Dozens of students told the Burbank Unified School District board on Dec. 18 that a recent policy change barring many core courses from being offered for initial credit over the summer will reduce students’ ability to pursue arts, athletics and advanced classes during the regular school year.
"These summer school courses are not about remediation or makeup credit. They are about opportunity," Charlotte Hartwell, a senior at Burbank High School, said. Hartwell and other speakers said the limit on initial-credit offerings — described in district communications as excluding most science and English classes, most math levels except geometry, and all world languages — will force students to drop electives and extracurriculars to make room for required courses.
Riley O'Connor, a sophomore, told the board an email on Dec. 12 listed the prohibited courses and called the change a "blanket decision" that penalizes students who use summer courses to remain competitive for college admissions and to preserve time for arts and sports. "Students should not have to choose whether they want to be competitive or they want to do what they love," O'Connor said.
Board members and staff responded in detail. Superintendent Oscar Macias said the board did not make the decision and that counselors, instructional services and educational services participated in narrowing initial-credit offerings after staff observed that some students returning from short summer-online courses were unprepared for the next-level in-seat classes. "We wanted to make sure that the information that went out was explicit," Robin Anders, director of secondary education, said, noting particular concern in math and world language about preparedness and next-course rigor.
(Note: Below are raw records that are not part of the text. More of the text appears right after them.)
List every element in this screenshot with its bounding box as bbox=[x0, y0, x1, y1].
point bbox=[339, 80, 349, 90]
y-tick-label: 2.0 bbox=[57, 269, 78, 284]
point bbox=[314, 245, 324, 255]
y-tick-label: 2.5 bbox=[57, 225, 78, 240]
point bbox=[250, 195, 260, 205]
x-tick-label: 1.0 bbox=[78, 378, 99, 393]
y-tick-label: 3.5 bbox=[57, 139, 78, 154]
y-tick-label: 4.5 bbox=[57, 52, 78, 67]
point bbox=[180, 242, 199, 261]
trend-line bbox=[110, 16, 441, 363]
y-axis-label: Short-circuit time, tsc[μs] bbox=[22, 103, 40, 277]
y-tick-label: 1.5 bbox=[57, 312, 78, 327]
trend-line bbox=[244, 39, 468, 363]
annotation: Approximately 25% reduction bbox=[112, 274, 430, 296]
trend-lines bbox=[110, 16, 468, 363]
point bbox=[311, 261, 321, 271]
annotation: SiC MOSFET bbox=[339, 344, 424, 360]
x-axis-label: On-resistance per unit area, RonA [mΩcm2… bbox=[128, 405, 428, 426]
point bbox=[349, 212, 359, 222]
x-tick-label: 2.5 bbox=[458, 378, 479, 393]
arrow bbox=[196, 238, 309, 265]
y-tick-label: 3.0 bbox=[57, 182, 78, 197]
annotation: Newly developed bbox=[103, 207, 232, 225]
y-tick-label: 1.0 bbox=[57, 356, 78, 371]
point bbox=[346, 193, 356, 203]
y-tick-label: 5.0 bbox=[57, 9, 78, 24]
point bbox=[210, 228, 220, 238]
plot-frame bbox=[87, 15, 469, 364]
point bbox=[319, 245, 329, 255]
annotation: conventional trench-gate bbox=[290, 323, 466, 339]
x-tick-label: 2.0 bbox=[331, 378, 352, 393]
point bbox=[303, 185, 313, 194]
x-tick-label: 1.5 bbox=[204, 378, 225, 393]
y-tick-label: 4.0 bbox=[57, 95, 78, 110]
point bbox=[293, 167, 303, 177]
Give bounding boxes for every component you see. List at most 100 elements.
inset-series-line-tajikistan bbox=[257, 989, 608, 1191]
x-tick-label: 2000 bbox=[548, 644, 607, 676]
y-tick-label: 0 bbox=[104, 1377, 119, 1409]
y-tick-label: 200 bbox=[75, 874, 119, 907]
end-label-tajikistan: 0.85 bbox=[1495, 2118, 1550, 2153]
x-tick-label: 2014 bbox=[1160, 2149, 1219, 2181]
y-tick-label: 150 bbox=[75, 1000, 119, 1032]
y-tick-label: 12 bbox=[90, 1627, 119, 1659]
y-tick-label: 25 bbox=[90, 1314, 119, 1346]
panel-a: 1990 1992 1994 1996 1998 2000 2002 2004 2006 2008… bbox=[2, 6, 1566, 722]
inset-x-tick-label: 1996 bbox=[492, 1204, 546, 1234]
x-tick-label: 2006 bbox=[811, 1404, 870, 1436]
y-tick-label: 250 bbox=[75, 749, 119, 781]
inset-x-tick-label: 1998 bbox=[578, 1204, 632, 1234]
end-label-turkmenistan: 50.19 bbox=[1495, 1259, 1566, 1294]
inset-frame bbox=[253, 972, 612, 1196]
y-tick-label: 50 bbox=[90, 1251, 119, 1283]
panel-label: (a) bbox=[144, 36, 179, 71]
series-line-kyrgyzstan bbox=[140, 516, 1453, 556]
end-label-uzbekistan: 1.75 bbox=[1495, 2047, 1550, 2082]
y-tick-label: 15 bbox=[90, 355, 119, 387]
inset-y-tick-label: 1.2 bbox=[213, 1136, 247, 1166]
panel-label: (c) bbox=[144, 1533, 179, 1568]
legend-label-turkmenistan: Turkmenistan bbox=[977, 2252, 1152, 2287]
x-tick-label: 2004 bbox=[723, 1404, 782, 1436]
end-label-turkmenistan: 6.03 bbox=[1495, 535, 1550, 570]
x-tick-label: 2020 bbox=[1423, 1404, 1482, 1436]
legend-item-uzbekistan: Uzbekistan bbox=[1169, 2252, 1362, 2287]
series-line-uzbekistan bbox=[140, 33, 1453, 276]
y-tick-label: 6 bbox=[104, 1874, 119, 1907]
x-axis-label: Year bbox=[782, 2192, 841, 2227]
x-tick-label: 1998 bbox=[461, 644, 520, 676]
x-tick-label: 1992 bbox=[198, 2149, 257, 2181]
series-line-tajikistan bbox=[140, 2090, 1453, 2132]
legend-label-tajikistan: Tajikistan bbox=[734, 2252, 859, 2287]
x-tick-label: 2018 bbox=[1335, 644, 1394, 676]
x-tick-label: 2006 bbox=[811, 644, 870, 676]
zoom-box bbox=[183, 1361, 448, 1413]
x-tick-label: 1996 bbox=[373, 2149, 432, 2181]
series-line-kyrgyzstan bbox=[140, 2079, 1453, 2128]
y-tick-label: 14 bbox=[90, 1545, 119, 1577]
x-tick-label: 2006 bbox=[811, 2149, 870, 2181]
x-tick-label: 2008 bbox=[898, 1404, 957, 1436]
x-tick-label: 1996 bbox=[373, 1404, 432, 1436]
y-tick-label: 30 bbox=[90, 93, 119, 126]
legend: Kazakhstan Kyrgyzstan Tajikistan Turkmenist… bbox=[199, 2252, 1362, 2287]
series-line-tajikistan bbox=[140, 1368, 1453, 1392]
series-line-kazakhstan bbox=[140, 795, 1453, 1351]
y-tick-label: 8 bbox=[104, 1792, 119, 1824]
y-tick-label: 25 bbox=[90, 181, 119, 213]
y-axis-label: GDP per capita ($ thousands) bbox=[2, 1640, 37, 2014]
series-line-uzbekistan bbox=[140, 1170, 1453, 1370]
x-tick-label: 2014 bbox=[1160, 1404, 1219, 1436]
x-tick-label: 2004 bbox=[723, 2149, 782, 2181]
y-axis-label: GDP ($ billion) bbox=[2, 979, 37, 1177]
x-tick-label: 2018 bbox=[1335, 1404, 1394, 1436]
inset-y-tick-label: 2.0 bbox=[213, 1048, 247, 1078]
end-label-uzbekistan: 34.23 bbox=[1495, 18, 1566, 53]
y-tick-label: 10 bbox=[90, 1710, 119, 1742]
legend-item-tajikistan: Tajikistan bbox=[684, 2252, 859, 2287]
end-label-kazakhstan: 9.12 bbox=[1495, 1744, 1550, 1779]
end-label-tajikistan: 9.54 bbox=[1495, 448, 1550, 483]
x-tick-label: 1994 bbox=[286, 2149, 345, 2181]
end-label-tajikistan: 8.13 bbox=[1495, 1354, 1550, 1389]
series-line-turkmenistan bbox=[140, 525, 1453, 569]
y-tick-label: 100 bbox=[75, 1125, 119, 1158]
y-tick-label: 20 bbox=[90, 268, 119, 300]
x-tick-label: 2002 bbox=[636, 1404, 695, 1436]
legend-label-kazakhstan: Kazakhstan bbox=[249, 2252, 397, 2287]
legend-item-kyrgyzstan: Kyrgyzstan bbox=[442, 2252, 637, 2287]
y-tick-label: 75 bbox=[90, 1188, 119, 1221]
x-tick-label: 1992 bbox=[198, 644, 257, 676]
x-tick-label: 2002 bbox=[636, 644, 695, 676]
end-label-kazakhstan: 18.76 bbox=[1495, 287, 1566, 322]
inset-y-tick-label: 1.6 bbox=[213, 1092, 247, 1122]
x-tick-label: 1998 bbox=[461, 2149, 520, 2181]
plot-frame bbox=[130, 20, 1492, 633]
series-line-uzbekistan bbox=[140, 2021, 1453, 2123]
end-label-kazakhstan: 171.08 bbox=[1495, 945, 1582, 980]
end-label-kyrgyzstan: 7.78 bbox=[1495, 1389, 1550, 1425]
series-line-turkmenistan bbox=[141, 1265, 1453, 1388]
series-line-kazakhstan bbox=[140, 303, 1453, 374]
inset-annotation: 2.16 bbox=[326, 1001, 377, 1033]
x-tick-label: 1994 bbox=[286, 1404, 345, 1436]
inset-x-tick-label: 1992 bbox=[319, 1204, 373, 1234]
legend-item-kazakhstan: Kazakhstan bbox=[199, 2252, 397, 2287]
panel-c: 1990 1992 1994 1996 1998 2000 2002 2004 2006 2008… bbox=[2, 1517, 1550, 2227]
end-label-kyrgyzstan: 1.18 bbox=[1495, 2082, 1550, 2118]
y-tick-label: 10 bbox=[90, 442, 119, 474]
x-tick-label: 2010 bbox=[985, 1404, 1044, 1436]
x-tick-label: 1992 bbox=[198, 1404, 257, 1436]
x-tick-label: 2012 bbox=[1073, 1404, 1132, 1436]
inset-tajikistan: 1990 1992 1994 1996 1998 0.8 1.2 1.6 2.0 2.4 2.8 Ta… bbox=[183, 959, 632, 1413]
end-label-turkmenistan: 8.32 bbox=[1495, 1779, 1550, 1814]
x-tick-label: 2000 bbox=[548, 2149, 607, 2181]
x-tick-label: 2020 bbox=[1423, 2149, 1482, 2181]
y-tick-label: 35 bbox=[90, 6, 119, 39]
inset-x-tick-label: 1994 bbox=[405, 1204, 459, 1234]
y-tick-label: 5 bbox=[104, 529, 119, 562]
Administrators also cited equity and state instructional-minute rules as complicating factors. The district said 0-period classes taken before 8:30 a.m. do not count toward required instructional minutes under current state rules, which limits the district’s ability to expand early-morning options. Ms. Markinson, a district secondary administrator, said the district is trying to balance access with ensuring courses placed on transcripts meet district rigor standards.
Students and board members pressed for next steps. Student speakers asked the board to reverse the policy or seek alternatives; several trustees acknowledged the concerns and urged students to work with counselors to explore individual solutions. Member Olsen highlighted a related equity concern about sixth-grade tracking shaping high-school trajectories and said broader discussions — including graduation-requirements and scheduling alternatives such as block scheduling or legislative remedies — were warranted.
The superintendent said the district will continue dialogue with counselors, student leaders and staff. "You don't have to come and speak — speak to your principals, email us," Macias said, promising outreach and additional forums. Board members also discussed developing clearer communications and longer-term policy reviews that could align graduation requirements, state data and local school plans.
Next procedural step: staff invited students and counselors to provide case-specific information so the district can evaluate individual schedule impacts; the board did not take formal action to reverse the policy at the Dec. 18 meeting.